Complete Amplicon Sequencing: Data Retrieval

Upon completion of the NGS run, data are analyzed, demultiplexed and subsequently entered into our automated de novo assembly pipeline. PCR amplicons or DNA fragments are assembled using MGH CCIB's de novo assembler UltraCycler v1.0. (Brian Seed and Huajun Wang, unpublished). Once the assembly output has been manually inspected and passed our QC standards, results are made available through our secure data server. Respective researchers will receive an automated email notification as soon as the data can be accessed through our website.

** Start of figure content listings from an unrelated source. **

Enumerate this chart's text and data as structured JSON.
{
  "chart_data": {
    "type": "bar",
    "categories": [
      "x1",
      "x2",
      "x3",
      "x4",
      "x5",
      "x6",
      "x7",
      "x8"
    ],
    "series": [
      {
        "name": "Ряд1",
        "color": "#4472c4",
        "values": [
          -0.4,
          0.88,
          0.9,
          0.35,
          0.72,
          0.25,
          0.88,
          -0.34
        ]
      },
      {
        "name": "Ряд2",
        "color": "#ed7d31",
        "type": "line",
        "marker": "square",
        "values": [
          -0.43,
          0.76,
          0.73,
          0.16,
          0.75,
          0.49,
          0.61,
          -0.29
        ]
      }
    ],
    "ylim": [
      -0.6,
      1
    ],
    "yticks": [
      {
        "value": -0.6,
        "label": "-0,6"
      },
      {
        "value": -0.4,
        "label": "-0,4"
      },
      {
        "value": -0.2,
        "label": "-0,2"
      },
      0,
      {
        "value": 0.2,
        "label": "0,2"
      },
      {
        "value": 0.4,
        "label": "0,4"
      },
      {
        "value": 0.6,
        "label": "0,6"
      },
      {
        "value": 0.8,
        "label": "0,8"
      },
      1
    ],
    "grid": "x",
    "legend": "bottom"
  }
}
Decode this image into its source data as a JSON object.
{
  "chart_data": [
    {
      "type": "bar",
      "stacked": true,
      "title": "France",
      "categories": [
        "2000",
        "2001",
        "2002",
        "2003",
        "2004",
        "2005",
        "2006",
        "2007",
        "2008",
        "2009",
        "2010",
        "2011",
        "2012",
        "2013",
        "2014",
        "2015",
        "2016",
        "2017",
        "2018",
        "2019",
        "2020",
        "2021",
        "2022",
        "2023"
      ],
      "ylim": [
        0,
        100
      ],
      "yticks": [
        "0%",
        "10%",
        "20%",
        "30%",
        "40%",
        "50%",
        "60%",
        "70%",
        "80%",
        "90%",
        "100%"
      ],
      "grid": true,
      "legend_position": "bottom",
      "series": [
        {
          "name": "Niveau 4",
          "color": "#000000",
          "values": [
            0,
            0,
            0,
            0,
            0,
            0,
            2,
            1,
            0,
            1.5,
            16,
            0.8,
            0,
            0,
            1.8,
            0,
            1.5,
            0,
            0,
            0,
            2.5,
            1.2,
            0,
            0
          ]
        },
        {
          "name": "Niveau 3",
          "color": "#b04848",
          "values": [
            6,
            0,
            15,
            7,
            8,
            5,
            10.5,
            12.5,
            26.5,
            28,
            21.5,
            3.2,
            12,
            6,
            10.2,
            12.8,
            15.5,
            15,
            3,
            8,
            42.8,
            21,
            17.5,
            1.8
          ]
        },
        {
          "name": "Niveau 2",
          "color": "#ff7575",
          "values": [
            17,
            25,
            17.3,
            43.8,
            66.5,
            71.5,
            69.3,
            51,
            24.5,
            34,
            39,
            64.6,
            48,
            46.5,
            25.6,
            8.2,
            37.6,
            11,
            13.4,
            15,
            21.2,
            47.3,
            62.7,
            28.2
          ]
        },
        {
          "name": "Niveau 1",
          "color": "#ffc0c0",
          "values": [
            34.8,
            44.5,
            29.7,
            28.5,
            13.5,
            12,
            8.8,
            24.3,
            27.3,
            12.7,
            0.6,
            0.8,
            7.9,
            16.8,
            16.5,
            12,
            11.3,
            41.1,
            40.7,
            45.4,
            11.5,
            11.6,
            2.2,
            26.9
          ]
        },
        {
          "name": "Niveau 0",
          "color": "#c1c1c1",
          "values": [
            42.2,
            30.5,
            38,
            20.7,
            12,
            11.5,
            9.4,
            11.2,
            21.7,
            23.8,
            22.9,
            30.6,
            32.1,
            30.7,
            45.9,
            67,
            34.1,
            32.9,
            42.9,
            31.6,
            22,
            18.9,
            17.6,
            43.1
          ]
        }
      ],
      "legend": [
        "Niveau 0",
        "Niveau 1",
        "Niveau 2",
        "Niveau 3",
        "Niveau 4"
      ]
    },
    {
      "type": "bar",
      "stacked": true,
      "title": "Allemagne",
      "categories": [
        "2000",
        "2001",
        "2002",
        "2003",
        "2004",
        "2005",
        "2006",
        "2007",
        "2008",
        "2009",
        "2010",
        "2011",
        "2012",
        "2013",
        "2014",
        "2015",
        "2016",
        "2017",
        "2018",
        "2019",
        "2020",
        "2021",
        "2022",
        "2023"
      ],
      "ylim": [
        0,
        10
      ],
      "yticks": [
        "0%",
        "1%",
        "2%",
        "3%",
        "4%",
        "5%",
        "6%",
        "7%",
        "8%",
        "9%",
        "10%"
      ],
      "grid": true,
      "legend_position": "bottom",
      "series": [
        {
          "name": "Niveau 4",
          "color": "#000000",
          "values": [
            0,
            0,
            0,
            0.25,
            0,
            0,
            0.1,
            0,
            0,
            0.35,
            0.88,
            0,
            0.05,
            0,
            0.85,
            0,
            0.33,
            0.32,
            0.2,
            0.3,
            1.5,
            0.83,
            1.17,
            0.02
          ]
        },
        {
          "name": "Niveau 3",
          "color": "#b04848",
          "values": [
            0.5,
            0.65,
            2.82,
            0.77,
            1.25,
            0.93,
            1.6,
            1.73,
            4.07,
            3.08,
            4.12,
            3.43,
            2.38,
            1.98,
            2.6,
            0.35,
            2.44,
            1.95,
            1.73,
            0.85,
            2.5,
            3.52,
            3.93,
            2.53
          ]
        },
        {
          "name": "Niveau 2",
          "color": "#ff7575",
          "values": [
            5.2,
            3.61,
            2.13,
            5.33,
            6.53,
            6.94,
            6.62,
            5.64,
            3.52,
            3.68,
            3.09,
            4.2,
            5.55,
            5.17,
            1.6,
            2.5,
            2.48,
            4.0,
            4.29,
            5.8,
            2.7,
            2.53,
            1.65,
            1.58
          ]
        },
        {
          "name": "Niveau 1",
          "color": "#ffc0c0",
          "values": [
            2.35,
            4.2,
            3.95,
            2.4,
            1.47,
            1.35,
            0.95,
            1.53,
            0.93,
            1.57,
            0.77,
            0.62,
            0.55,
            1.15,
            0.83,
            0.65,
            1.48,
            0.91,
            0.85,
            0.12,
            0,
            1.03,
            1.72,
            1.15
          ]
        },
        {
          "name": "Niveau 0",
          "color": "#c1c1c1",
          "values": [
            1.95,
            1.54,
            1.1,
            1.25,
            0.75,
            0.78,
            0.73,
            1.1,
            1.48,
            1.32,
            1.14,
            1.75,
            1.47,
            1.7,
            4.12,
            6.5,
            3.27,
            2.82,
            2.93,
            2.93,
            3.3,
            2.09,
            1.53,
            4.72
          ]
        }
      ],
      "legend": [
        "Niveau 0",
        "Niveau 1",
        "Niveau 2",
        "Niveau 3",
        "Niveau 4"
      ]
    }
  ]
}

Please note that your data will only be available for three months after it is released! We strongly encourage our users to download their data as soon as they are available. Our data server is only a temporary storage site which does not allow long-term archiving of NGS data. All Complete Amplicon Sequencing data generated at our core facility is subject to deletion without notice after three months.

Accessing Your Data:

To access our data server, please log into your account and click on the My Results button. Please note that the file format depends on the length of the PCR amplicon/DNA fragment!

>600 bp Amplicons

Results are provided in the exact same format as described for our Complete Plasmid Sequencing service . Under the assumption that the sample contains only one highly abundant amplicon, we try to assemble the NGS reads into one single contig. If multiple amplicons should be present, however, they cannot share significant sequence similarities as this could make the assembly results extremely difficult to interpret.

You have the following options to download your data files:

  • Download an uncompressed file *(.seq) with a single concatenated text file (in FASTA format) of all nucleotide sequences generated for the corresponding order.

  • Download a compressed file (*.sit) containing one FASTA format sequence file (*.seq) and one EXCEL file (with coverage information) for each sample of the corresponding order. For each sample, the raw NGS data (in FASTQ format) are also provided. Please note that there will be one FASTQ file for each sample. Paired-end reads (2 x 150 b) can be read from a single FASTQ file in which the entries for the first read (1) and second read (2) from each pair alternate. The first read in each pair comes before the second.

400-600 bp Amplicons

For amplicons with a size between 400 and 600 bp, we try to detect all possible variants with a frequency of >1%. Results are provided in a similar format as described for our CRISPR Sequencing service, with slight modifications.

For each sample of your corresponding order, you can download a compressed file (*.sit) containing the raw NGS data in FASTQ format (there will be one FASTQ file for each sample). Paired-end reads (2 x 150 b) can be read from a single FASTQ file in which the entries for the first read (1) and second read (2) from each pair alternate. The first read in each pair comes before the second. In addition, a FASTA file of algorithmically called "variants" as well as a Multiple Alignment file will be provided for each sample. Further, an EXCEL file providing sequencing depth and coverage information for each individual base can be downloaded. A sample data package illustrating the data delivery can be found here.

Note regarding heterogeneous lengths in samples submitted for NGS:
If you are submitting DNA samples of different lengths for NGS, please keep in mind that the analysis process does not guarantee the representation of input DNA of different lengths. For example, if the user submission is an equal mix by mass of a long (X) and a short PCR amplicon (Y), the sequence data will reflect the opposing consequences of two influences: (i) the input DNA contains fragments in a X:Y numerical proportion favoring the smaller fragments (Y), and (ii) the analysis results will underrepresent certain fragments because of size bias in the creation of the fragment library.

Decompression Software:
To open compressed *.sit files (which are actually .zip files) on your computer, you can use Stuffit Expander (free) or WinZip (trial version). To download, please select the appropriate link below. You can also use the Linux unzip command.

Stuffit Expander
WinZip for Windows
WinZip for Mac

Please note:
*.seq files are plain text files containing your sequence in FASTA format and can be opened with any software capable of viewing plain text or FASTA format files (text editor software such as Word, NotePad, etc.). You may also change the file extension from *.seq to *.txt.